La détérioration avec le temps des bioprothèses, notamment aortiques, est un phénomène bien connu, avec plus de 40 ans de recul d'implantation chirurgicale. Mais cette problématique intéresse désormais aussi la voie transcathéter (TAVI), qui s'adresse à des patients de plus en plus jeunes. Or, il était jusqu'à présent difficile de comparer la durabilité des valves aortiques, selon leur type ou leur mode d'implantation (chirurgicale ou TAVI), en l'absence de définition précise de la dégénérescence. Les études prenaient surtout en compte les taux de ré-intervention, qui la sous-estiment, et pour les procédures TAVI, les taux de survie, peu indicatifs chez ces patients souvent âgés.
« Ceci a conduit un groupe d'experts internationaux (VIVID, Valve in valve international data) à proposer un consensus sur la définition de la détérioration valvulaire, basée sur des critères échographiques exhaustifs, que ce soit pour la sténose ou la fuite », indique le Dr Thierry Bourguignon, l’un des auteurs de ce travail (1). Cette définition permet de caractériser la dégénérescence en quatre stades.
À chaque stade, sa conduite à tenir
Le stade 0 correspond à l'absence de détérioration. Le grade 1 à la mise en évidence, en échographie ou au scanner, d'anomalies des feuillets (épaississement ou immobilisation d’une cusp (frozen leaflet)), sans retentissement hémodynamique. Le stade 2 définit une détérioration modérée, avec une sténose (2S) ou une fuite (2R). Enfin, le stade 3 (3S ou 3R) indique une détérioration sévère.
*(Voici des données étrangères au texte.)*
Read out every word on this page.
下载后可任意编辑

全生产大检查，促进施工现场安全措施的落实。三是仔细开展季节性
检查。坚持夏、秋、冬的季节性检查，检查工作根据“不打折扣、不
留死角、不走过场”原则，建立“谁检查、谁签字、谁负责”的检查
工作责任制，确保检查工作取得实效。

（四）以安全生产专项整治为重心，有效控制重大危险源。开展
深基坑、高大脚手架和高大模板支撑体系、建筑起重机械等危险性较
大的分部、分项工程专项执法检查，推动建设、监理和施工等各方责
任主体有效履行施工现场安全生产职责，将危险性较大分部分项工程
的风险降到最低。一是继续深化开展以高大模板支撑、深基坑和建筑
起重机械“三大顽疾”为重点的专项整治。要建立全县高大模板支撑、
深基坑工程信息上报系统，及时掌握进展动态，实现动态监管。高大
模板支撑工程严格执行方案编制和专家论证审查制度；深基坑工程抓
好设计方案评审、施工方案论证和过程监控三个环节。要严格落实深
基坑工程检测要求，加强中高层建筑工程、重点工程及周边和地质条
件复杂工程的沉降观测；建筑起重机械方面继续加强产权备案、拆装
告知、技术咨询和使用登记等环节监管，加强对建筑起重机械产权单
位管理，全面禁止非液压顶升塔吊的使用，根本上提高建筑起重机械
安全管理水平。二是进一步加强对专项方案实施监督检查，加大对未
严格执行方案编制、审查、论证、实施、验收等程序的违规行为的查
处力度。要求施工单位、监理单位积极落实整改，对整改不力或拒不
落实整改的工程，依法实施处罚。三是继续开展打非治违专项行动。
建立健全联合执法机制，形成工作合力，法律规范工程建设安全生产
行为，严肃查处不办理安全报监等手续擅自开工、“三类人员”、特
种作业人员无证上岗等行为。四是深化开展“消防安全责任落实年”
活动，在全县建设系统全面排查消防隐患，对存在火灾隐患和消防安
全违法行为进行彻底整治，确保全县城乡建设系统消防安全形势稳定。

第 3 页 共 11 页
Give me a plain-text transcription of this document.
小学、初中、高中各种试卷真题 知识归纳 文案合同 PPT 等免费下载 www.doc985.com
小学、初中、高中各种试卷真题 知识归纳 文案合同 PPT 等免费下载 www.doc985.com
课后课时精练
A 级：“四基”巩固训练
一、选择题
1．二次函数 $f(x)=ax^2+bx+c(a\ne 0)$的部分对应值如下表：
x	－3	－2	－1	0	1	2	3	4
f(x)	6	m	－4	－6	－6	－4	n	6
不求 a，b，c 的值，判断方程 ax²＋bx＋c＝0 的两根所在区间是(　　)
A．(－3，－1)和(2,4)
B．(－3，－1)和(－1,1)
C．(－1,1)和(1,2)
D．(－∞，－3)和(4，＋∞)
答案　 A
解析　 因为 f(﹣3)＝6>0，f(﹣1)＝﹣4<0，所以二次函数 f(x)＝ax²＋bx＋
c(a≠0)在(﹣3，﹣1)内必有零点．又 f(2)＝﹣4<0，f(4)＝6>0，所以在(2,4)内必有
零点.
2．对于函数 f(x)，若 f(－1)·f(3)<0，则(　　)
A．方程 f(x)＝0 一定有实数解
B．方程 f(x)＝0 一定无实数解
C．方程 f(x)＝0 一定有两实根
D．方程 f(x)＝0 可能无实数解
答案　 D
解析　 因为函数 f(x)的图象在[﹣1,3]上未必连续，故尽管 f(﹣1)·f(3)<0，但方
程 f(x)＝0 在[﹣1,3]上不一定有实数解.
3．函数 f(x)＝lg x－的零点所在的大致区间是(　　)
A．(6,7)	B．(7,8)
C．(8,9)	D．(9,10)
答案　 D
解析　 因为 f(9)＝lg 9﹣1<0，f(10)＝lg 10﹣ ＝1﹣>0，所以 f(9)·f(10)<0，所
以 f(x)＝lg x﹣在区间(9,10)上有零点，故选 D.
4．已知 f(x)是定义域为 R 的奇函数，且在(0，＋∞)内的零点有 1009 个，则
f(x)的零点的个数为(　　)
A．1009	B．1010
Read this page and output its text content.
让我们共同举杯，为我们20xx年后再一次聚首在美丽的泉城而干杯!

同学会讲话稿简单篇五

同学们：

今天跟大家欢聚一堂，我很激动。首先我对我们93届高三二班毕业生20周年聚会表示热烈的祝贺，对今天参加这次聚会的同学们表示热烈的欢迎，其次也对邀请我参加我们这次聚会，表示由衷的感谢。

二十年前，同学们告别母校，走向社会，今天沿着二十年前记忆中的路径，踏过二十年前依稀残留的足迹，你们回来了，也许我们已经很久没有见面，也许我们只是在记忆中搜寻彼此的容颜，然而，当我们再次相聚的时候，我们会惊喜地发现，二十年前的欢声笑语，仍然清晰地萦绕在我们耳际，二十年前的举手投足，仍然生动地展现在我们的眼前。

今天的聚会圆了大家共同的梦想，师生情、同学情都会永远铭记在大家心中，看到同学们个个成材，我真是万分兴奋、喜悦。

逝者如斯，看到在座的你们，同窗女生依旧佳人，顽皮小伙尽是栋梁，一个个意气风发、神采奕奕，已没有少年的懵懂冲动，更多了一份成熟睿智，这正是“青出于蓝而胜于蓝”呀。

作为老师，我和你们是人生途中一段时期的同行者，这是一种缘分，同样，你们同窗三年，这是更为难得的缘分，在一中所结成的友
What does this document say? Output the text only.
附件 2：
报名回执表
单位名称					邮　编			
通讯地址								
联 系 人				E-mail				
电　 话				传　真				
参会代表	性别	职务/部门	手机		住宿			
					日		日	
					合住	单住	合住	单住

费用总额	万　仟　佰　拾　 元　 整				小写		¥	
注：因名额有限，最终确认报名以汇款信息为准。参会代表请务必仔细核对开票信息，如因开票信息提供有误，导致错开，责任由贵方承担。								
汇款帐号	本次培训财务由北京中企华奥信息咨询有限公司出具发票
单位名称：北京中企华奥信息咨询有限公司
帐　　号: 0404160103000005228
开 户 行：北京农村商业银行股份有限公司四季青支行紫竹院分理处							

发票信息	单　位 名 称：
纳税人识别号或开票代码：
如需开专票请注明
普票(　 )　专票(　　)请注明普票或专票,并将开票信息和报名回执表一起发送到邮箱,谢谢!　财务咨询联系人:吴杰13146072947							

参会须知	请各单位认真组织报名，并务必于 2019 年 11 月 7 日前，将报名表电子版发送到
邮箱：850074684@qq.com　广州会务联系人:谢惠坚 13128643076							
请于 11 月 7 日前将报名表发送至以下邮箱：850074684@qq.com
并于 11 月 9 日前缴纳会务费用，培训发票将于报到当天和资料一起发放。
Pour chaque stade, le consensus d'experts propose une conduite à tenir en termes de surveillance et le cas échéant de thérapeutique.
Vers des études comparatives avec critères standardisés
Grâce à cette définition standardisée, il devrait être plus facile de comparer la durabilité des bioprothèses entre elles et selon la procédure d’implantation.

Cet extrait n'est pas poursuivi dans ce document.